I wanted to make some new class samples for upcoming teaching days, but that doesn’t really inspire me. I can illustrate how to do things without remaking whole pieces! My scrap piles, which I have been trying so hard to diminish, seem to keep growing instead.

I have a quilt retreat coming up and think I want to only bring hand-stitching to work on, but I don’t know what. My brain is spinning like a top and no decisions are being made.

When days of indecision happen, my typical response is to try and do something simple, usually using up scraps. I’m always happy when sewing and working on something that doesn’t take much concentration will work. I’m going to tackle those scrap baskets and cut every possible piece I can into 2.5″ strips. I’ll have it sorted by color and I’m sure I can make a rainbow something with easy piecing. This may not be close to finished by retreat time and may go with me there.

At least for now, I have a plan to work on. There are several projects I want to get started, but my current timeline doesn’t lend itself to new starts. So easy and happy and more use up the scraps…nothing wrong with that!

Adventure

Adventure is the word that resonated with me today. Every single time that I enter my studio, I feel as though I am embarking on a new adventure. Whenever I say ‘what if…’ and sparks of ideas fly into my imagination, the next escapade begins. And there is always a piece of fabric, or a color, or a bead that inspires action. I cannot imagine that I will ever run out of inspiration, though I am old enough that I CAN envision running out of time or physical ability!

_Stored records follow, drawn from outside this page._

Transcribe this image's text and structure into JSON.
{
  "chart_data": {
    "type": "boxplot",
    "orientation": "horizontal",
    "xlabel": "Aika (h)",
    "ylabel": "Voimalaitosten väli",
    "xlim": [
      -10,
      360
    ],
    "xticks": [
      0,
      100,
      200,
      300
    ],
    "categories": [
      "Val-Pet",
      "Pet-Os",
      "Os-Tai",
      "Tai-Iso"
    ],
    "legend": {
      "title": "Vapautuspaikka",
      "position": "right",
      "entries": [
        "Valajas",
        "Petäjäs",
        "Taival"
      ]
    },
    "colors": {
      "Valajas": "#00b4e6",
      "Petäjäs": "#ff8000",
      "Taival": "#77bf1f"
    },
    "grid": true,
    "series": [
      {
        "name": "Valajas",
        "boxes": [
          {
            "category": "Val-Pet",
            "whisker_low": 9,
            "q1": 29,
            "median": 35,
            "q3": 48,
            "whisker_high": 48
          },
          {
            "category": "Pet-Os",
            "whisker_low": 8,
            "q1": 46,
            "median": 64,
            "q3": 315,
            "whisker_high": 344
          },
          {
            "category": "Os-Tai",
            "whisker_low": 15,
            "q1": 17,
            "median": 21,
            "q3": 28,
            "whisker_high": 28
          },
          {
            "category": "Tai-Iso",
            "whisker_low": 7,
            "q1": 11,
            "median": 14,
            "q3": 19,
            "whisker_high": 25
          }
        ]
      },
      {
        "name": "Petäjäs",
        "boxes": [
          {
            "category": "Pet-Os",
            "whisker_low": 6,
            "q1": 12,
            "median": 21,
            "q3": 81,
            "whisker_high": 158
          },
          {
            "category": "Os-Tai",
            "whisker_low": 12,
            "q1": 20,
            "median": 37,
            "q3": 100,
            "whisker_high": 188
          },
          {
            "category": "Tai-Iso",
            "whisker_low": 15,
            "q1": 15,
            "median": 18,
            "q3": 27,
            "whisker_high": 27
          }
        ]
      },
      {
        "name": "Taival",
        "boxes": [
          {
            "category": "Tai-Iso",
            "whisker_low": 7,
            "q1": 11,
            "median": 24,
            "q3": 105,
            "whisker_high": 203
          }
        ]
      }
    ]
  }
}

This experiment is wrapping up. All the concepts are roughed in and it is at the point of filling in the blanks with the technical, mechanical details. Always fun, as well as being important to strive for excellence, but the mind is free to start exploring territory for the next undertaking.

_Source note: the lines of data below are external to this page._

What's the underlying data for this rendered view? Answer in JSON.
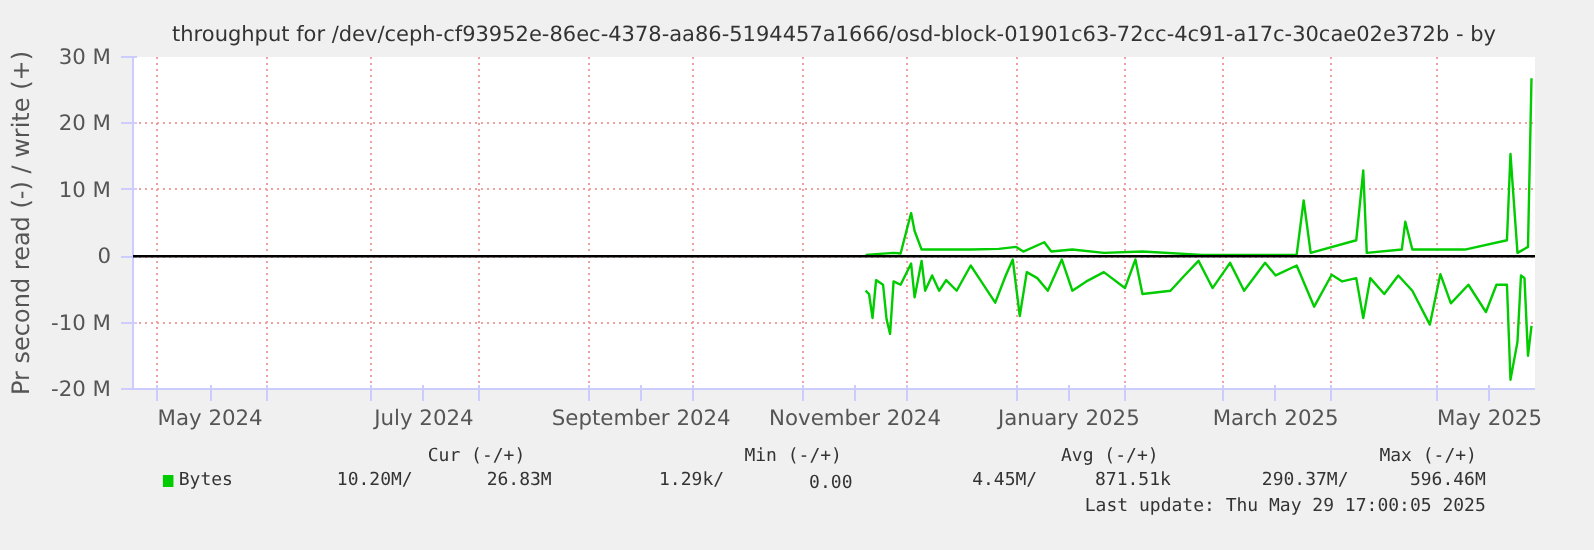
{
  "chart_data": {
    "type": "line",
    "title": "throughput for /dev/ceph-cf93952e-86ec-4378-aa86-5194457a1666/osd-block-01901c63-72cc-4c91-a17c-30cae02e372b - by",
    "ylabel": "Pr second read (-) / write (+)",
    "xlim": [
      "2024-04-24",
      "2025-05-29"
    ],
    "xticks": [
      {
        "value": "2024-05-01",
        "label": null
      },
      {
        "value": "2024-05-16",
        "label": "May 2024"
      },
      {
        "value": "2024-06-01",
        "label": null
      },
      {
        "value": "2024-07-01",
        "label": null
      },
      {
        "value": "2024-07-16",
        "label": "July 2024"
      },
      {
        "value": "2024-08-01",
        "label": null
      },
      {
        "value": "2024-09-01",
        "label": null
      },
      {
        "value": "2024-09-16",
        "label": "September 2024"
      },
      {
        "value": "2024-10-01",
        "label": null
      },
      {
        "value": "2024-11-01",
        "label": null
      },
      {
        "value": "2024-11-16",
        "label": "November 2024"
      },
      {
        "value": "2024-12-01",
        "label": null
      },
      {
        "value": "2025-01-01",
        "label": null
      },
      {
        "value": "2025-01-16",
        "label": "January 2025"
      },
      {
        "value": "2025-02-01",
        "label": null
      },
      {
        "value": "2025-03-01",
        "label": null
      },
      {
        "value": "2025-03-16",
        "label": "March 2025"
      },
      {
        "value": "2025-04-01",
        "label": null
      },
      {
        "value": "2025-05-01",
        "label": null
      },
      {
        "value": "2025-05-16",
        "label": "May 2025"
      }
    ],
    "ylim": [
      -20,
      30
    ],
    "yticks": [
      {
        "value": -20,
        "label": "-20 M"
      },
      {
        "value": -10,
        "label": "-10 M"
      },
      0,
      {
        "value": 10,
        "label": "10 M"
      },
      {
        "value": 20,
        "label": "20 M"
      },
      {
        "value": 30,
        "label": "30 M"
      }
    ],
    "grid": true,
    "legend": "bottom",
    "marker": "none",
    "line_style": "solid",
    "ref_lines": [
      {
        "axis": "y",
        "value": 0,
        "label": null,
        "color": "#000000"
      }
    ],
    "series": [
      {
        "name": "Bytes",
        "color": "#00cc00",
        "x": [
          "2024-11-19",
          "2024-11-27",
          "2024-11-29",
          "2024-12-02",
          "2024-12-03",
          "2024-12-05",
          "2024-12-10",
          "2024-12-19",
          "2024-12-27",
          "2025-01-01",
          "2025-01-03",
          "2025-01-09",
          "2025-01-11",
          "2025-01-17",
          "2025-01-26",
          "2025-02-06",
          "2025-02-23",
          "2025-03-14",
          "2025-03-22",
          "2025-03-24",
          "2025-03-26",
          "2025-04-08",
          "2025-04-10",
          "2025-04-11",
          "2025-04-21",
          "2025-04-22",
          "2025-04-24",
          "2025-05-09",
          "2025-05-21",
          "2025-05-22",
          "2025-05-24",
          "2025-05-27",
          "2025-05-28"
        ],
        "values": [
          0.2,
          0.5,
          0.4,
          6.5,
          3.8,
          1.0,
          1.0,
          1.0,
          1.1,
          1.4,
          0.7,
          2.1,
          0.7,
          1.0,
          0.5,
          0.7,
          0.2,
          0.2,
          0.2,
          8.4,
          0.5,
          2.4,
          12.9,
          0.5,
          1.0,
          5.2,
          1.0,
          1.0,
          2.4,
          15.4,
          0.5,
          1.4,
          26.8
        ]
      },
      {
        "color": "#00cc00",
        "x": [
          "2024-11-19",
          "2024-11-20",
          "2024-11-21",
          "2024-11-22",
          "2024-11-24",
          "2024-11-25",
          "2024-11-26",
          "2024-11-27",
          "2024-11-29",
          "2024-12-02",
          "2024-12-03",
          "2024-12-05",
          "2024-12-06",
          "2024-12-08",
          "2024-12-10",
          "2024-12-12",
          "2024-12-15",
          "2024-12-19",
          "2024-12-22",
          "2024-12-26",
          "2024-12-29",
          "2024-12-31",
          "2025-01-02",
          "2025-01-04",
          "2025-01-07",
          "2025-01-10",
          "2025-01-14",
          "2025-01-17",
          "2025-01-21",
          "2025-01-26",
          "2025-02-01",
          "2025-02-04",
          "2025-02-06",
          "2025-02-14",
          "2025-02-18",
          "2025-02-22",
          "2025-02-26",
          "2025-03-03",
          "2025-03-07",
          "2025-03-13",
          "2025-03-16",
          "2025-03-22",
          "2025-03-27",
          "2025-04-01",
          "2025-04-04",
          "2025-04-08",
          "2025-04-10",
          "2025-04-12",
          "2025-04-16",
          "2025-04-20",
          "2025-04-24",
          "2025-04-29",
          "2025-05-02",
          "2025-05-05",
          "2025-05-10",
          "2025-05-15",
          "2025-05-18",
          "2025-05-21",
          "2025-05-22",
          "2025-05-24",
          "2025-05-25",
          "2025-05-26",
          "2025-05-27",
          "2025-05-28"
        ],
        "values": [
          -5.2,
          -5.7,
          -9.3,
          -3.6,
          -4.3,
          -9.5,
          -11.7,
          -3.8,
          -4.3,
          -1.1,
          -6.2,
          -0.7,
          -5.2,
          -2.9,
          -5.2,
          -3.6,
          -5.2,
          -1.4,
          -3.8,
          -7.0,
          -2.9,
          -0.5,
          -9.0,
          -2.4,
          -3.3,
          -5.2,
          -0.5,
          -5.2,
          -3.8,
          -2.4,
          -4.8,
          -0.5,
          -5.7,
          -5.2,
          -2.9,
          -0.7,
          -4.8,
          -1.0,
          -5.2,
          -1.0,
          -2.9,
          -1.4,
          -7.6,
          -2.8,
          -3.8,
          -3.3,
          -9.3,
          -3.3,
          -5.7,
          -2.9,
          -5.2,
          -10.3,
          -2.7,
          -7.1,
          -4.3,
          -8.4,
          -4.3,
          -4.3,
          -18.6,
          -12.9,
          -2.9,
          -3.3,
          -15.0,
          -10.5
        ]
      }
    ],
    "annotations": [
      "Cur (-/+)",
      "Min (-/+)",
      "Avg (-/+)",
      "Max (-/+)",
      "10.20M/",
      "26.83M",
      "1.29k/",
      "0.00",
      "4.45M/",
      "871.51k",
      "290.37M/",
      "596.46M",
      "Last update: Thu May 29 17:00:05 2025"
    ]
  }
}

Quite a few more sun ray lines to do, with some metallic thread added for a bit of sparkle! And more quilting to do with the leaves and grasses, but essentially done.

My mind has wandered on…and that’s a fitting phrase for what it wandered onto. Alzheimer’s is an affliction that is near to my heart, since my father had it. Every now and then I try to express my feelings about this utterly devasting disease with a piece of art. Not the cheeriest of subjects, of course, but art is emotional–ALL the emotions.

This is started and my mind now gets to ask ‘what if…’ for the next steps.

I believe it is headed for the foggier brain side of the disease rather than the loss of function of the physical side.

The daily adventure that is now my life continues!